Valley ladies go to great lengths for charity cut Hair’s to a good cause at Relay for Life

Roughly 400 people gathered at Snoqualmie’s Centennial Fields Saturday and Sunday, July 12 and 13, for Snoqualmie Valley Relay for Life, to support cancer surviviors and those still facing an uphill battle with the disease, and to give their time and energy to work toward a cure.

  • Wednesday, July 16, 2008 12:00am
  • News
Taylor Robbins takes a look at her braided hair donation. Participants were all smiles as they waited to be clipped.

Taylor Robbins takes a look at her braided hair donation. Participants were all smiles as they waited to be clipped.

Roughly 400 people gathered at Snoqualmie’s Centennial Fields Saturday and Sunday, July 12 and 13, for Snoqualmie Valley Relay for Life, to support cancer surviviors and those still facing an uphill battle with the disease, and to give their time and energy to work toward a cure.

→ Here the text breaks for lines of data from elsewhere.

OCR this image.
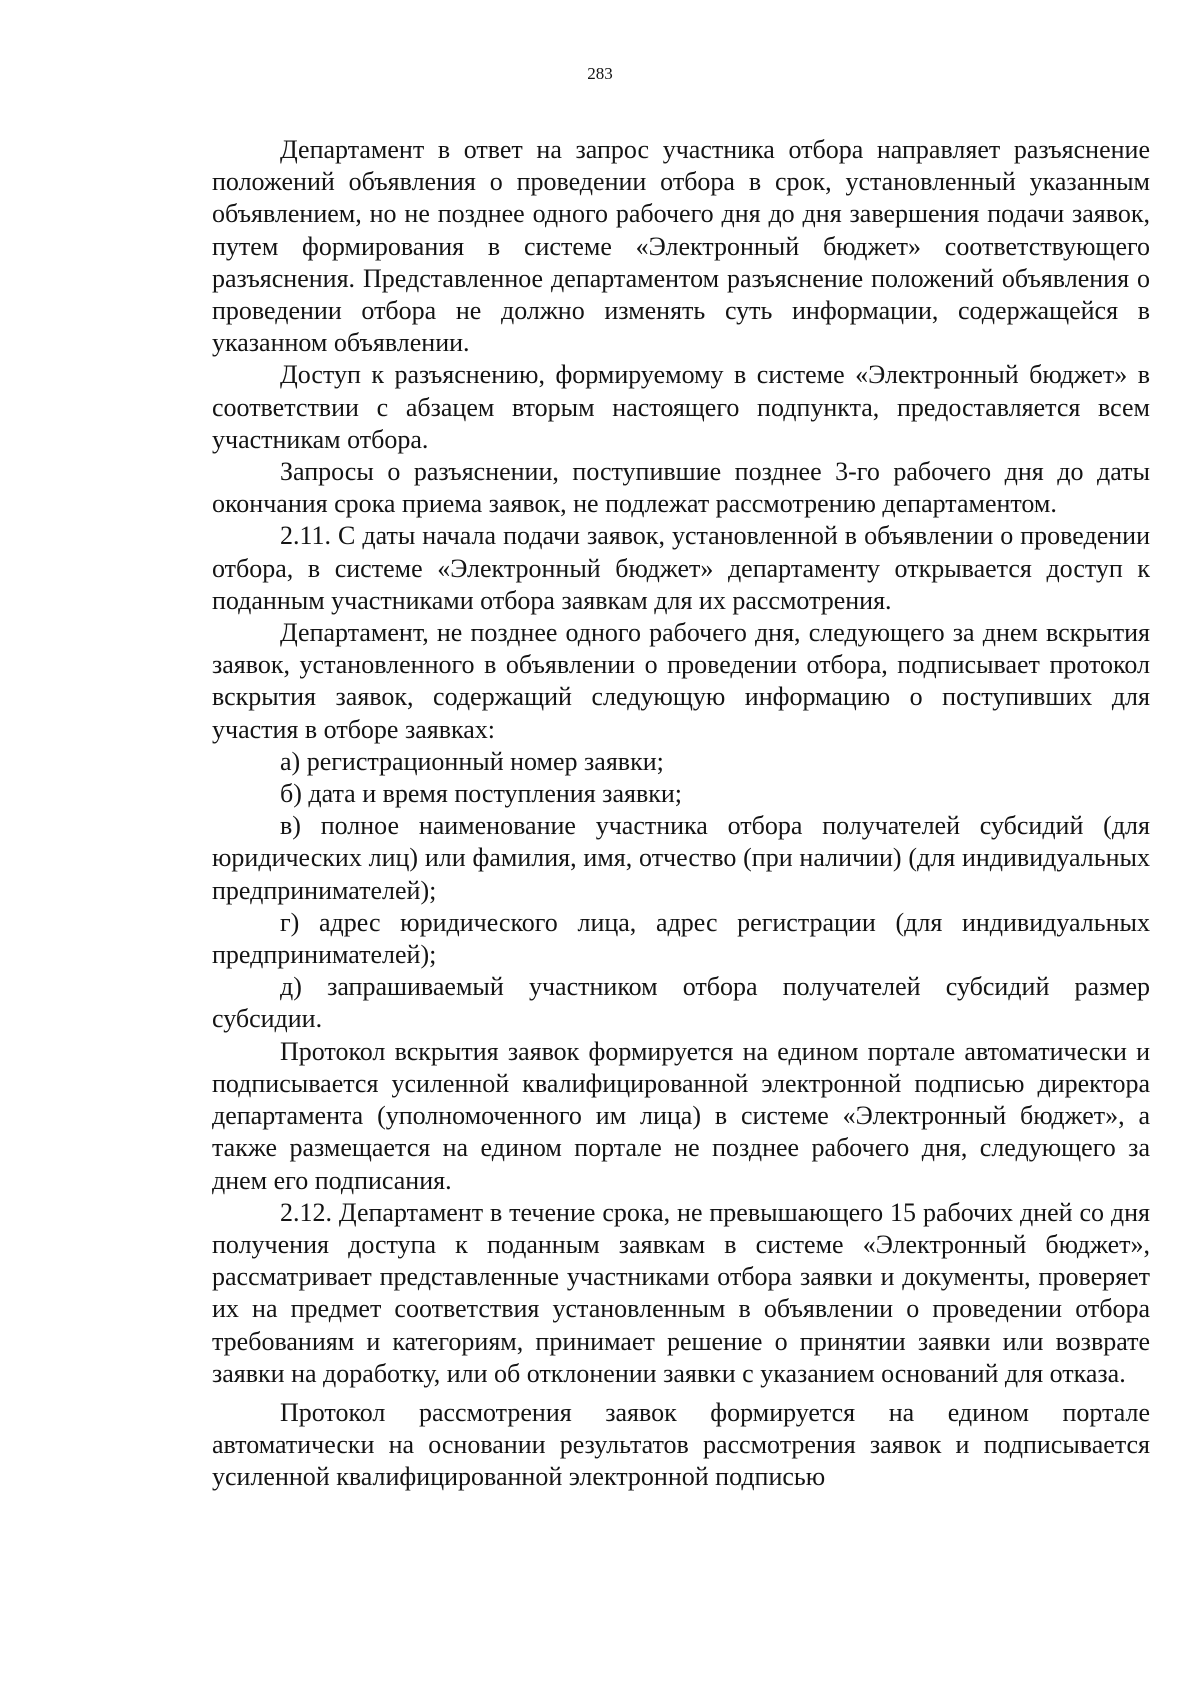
283

Департамент в ответ на запрос участника отбора направляет разъяснение положений объявления о проведении отбора в срок, установленный указанным объявлением, но не позднее одного рабочего дня до дня завершения подачи заявок, путем формирования в системе «Электронный бюджет» соответствующего разъяснения. Представленное департаментом разъяснение положений объявления о проведении отбора не должно изменять суть информации, содержащейся в указанном объявлении.

Доступ к разъяснению, формируемому в системе «Электронный бюджет» в соответствии с абзацем вторым настоящего подпункта, предоставляется всем участникам отбора.

Запросы о разъяснении, поступившие позднее 3-го рабочего дня до даты окончания срока приема заявок, не подлежат рассмотрению департаментом.

2.11. С даты начала подачи заявок, установленной в объявлении о проведении отбора, в системе «Электронный бюджет» департаменту открывается доступ к поданным участниками отбора заявкам для их рассмотрения.

Департамент, не позднее одного рабочего дня, следующего за днем вскрытия заявок, установленного в объявлении о проведении отбора, подписывает протокол вскрытия заявок, содержащий следующую информацию о поступивших для участия в отборе заявках:

а) регистрационный номер заявки;

б) дата и время поступления заявки;

в) полное наименование участника отбора получателей субсидий (для юридических лиц) или фамилия, имя, отчество (при наличии) (для индивидуальных предпринимателей);

г) адрес юридического лица, адрес регистрации (для индивидуальных предпринимателей);

д) запрашиваемый участником отбора получателей субсидий размер субсидии.

Протокол вскрытия заявок формируется на едином портале автоматически и подписывается усиленной квалифицированной электронной подписью директора департамента (уполномоченного им лица) в системе «Электронный бюджет», а также размещается на едином портале не позднее рабочего дня, следующего за днем его подписания.

2.12. Департамент в течение срока, не превышающего 15 рабочих дней со дня получения доступа к поданным заявкам в системе «Электронный бюджет», рассматривает представленные участниками отбора заявки и документы, проверяет их на предмет соответствия установленным в объявлении о проведении отбора требованиям и категориям, принимает решение о принятии заявки или возврате заявки на доработку, или об отклонении заявки с указанием оснований для отказа.

Протокол рассмотрения заявок формируется на едином портале автоматически на основании результатов рассмотрения заявок и подписывается усиленной квалифицированной электронной подписью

Survivors and those still fighting the disease walked an abbreviated first lap to the song ‘Hero,’ by Enrique Iglesias. Teresa Warren, who is currently battling breast cancer, led the procession, followed by men and women who have survived the disease and the taxing treatment required to clear cancer cells from their bodies. Participants of the first lap ranged from current cancer patients to survivors of more than 25 years.

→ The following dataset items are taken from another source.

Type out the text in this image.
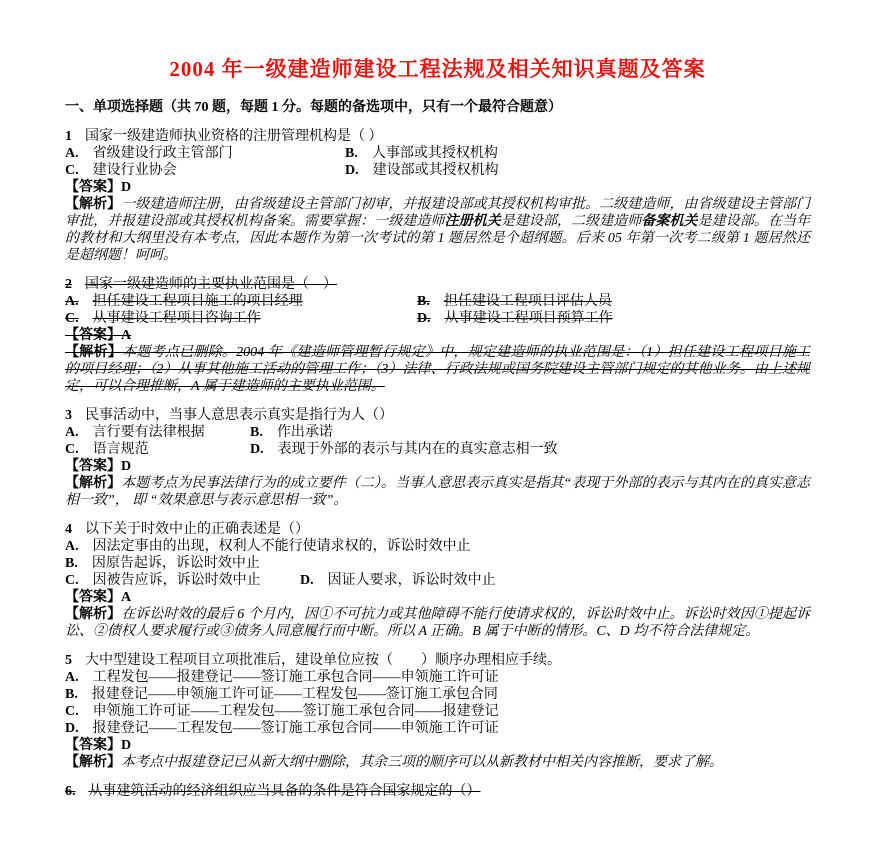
2004 年一级建造师建设工程法规及相关知识真题及答案
一、单项选择题（共 70 题，每题 1 分。每题的备选项中，只有一个最符合题意）
1 国家一级建造师执业资格的注册管理机构是（ ）
A. 省级建设行政主管部门	B. 人事部或其授权机构
C. 建设行业协会	D. 建设部或其授权机构
【答案】D
【解析】一级建造师注册，由省级建设主管部门初审，并报建设部或其授权机构审批。二级建造师，由省级建设主管部门审批，并报建设部或其授权机构备案。需要掌握：一级建造师注册机关是建设部，二级建造师备案机关是建设部。在当年的教材和大纲里没有本考点，因此本题作为第一次考试的第 1 题居然是个超纲题。后来 05 年第一次考二级第 1 题居然还是超纲题！呵呵。
2 国家一级建造师的主要执业范围是（　）
A. 担任建设工程项目施工的项目经理	B. 担任建设工程项目评估人员
C. 从事建设工程项目咨询工作	D. 从事建设工程项目预算工作
【答案】A
【解析】本题考点已删除。2004 年《建造师管理暂行规定》中，规定建造师的执业范围是：（1）担任建设工程项目施工的项目经理；（2）从事其他施工活动的管理工作；（3）法律、行政法规或国务院建设主管部门规定的其他业务。由上述规定，可以合理推断，A 属于建造师的主要执业范围。
3 民事活动中，当事人意思表示真实是指行为人（）
A. 言行要有法律根据	B. 作出承诺
C. 语言规范	D. 表现于外部的表示与其内在的真实意志相一致
【答案】D
【解析】本题考点为民事法律行为的成立要件（二）。当事人意思表示真实是指其“表现于外部的表示与其内在的真实意志相一致”， 即 “效果意思与表示意思相一致”。
4 以下关于时效中止的正确表述是（）
A. 因法定事由的出现，权利人不能行使请求权的，诉讼时效中止
B. 因原告起诉，诉讼时效中止
C. 因被告应诉，诉讼时效中止	D. 因证人要求，诉讼时效中止
【答案】A
【解析】在诉讼时效的最后 6 个月内，因①不可抗力或其他障碍不能行使请求权的，诉讼时效中止。诉讼时效因①提起诉讼、②债权人要求履行或③债务人同意履行而中断。所以 A 正确。B 属于中断的情形。C、D 均不符合法律规定。
5 大中型建设工程项目立项批准后，建设单位应按（　　）顺序办理相应手续。
A. 工程发包——报建登记——签订施工承包合同——申领施工许可证
B. 报建登记——申领施工许可证——工程发包——签订施工承包合同
C. 申领施工许可证——工程发包——签订施工承包合同——报建登记
D. 报建登记——工程发包——签订施工承包合同——申领施工许可证
【答案】D
【解析】本考点中报建登记已从新大纲中删除，其余三项的顺序可以从新教材中相关内容推断，要求了解。
6. 从事建筑活动的经济组织应当具备的条件是符合国家规定的（）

Family, friends, caretakers and community members cheered and applauded during the first lap before starting laps of their own to raise funds for the event.

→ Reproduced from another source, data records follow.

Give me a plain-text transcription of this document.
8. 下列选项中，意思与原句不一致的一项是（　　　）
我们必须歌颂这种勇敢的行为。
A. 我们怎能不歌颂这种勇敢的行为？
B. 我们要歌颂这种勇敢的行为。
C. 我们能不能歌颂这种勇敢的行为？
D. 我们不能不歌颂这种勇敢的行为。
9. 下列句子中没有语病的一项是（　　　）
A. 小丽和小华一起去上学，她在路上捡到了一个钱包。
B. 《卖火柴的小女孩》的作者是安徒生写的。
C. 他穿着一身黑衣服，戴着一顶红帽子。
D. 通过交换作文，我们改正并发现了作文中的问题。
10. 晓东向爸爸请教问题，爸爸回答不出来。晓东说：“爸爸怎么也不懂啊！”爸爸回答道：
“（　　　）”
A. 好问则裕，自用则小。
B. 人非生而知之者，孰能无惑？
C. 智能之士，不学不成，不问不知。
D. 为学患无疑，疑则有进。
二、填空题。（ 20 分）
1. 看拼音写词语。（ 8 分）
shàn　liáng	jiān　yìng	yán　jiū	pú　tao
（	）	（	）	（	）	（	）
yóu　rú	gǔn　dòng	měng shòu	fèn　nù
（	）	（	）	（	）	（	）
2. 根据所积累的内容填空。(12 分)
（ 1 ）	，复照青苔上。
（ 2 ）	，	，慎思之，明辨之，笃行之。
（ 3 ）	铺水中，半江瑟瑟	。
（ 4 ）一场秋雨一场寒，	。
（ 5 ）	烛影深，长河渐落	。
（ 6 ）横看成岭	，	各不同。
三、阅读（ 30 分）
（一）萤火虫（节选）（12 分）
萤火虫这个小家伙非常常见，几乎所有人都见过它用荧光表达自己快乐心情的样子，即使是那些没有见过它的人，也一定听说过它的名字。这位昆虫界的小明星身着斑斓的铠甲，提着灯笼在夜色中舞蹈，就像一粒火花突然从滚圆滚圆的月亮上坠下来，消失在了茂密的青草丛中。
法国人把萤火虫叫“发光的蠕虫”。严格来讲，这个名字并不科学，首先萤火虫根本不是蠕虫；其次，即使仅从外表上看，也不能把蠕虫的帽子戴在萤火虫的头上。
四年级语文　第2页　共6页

Relay for Life is a family affair for Marika Loudenback, who has participated for the past several years. This year she helped to organize the event as a youth coordinator. Not stopping there, Loudenback organized a station to collect hair for Pantene Beautiful Lengths, a program that gathers hair donations to supply free wigs to women who have lost their hair as a result of cancer treatment.

One wig requires clippings from six donors.

While Relay participants walked laps around Centennial Field, nearly a dozen young ladies gathered on the edge of the course to support each other as they said good-bye to their long hair and hello to their short summer ‘dos. Loudenback expected about three girls to donate on Saturday. Instead, 10 women stepped forward to lop off their locks. In all, the evening event gathered enough hair for two wigs.

“I never thought it would be like this,” she said. “I am so excited at the fact that we could make a wig at our first event.”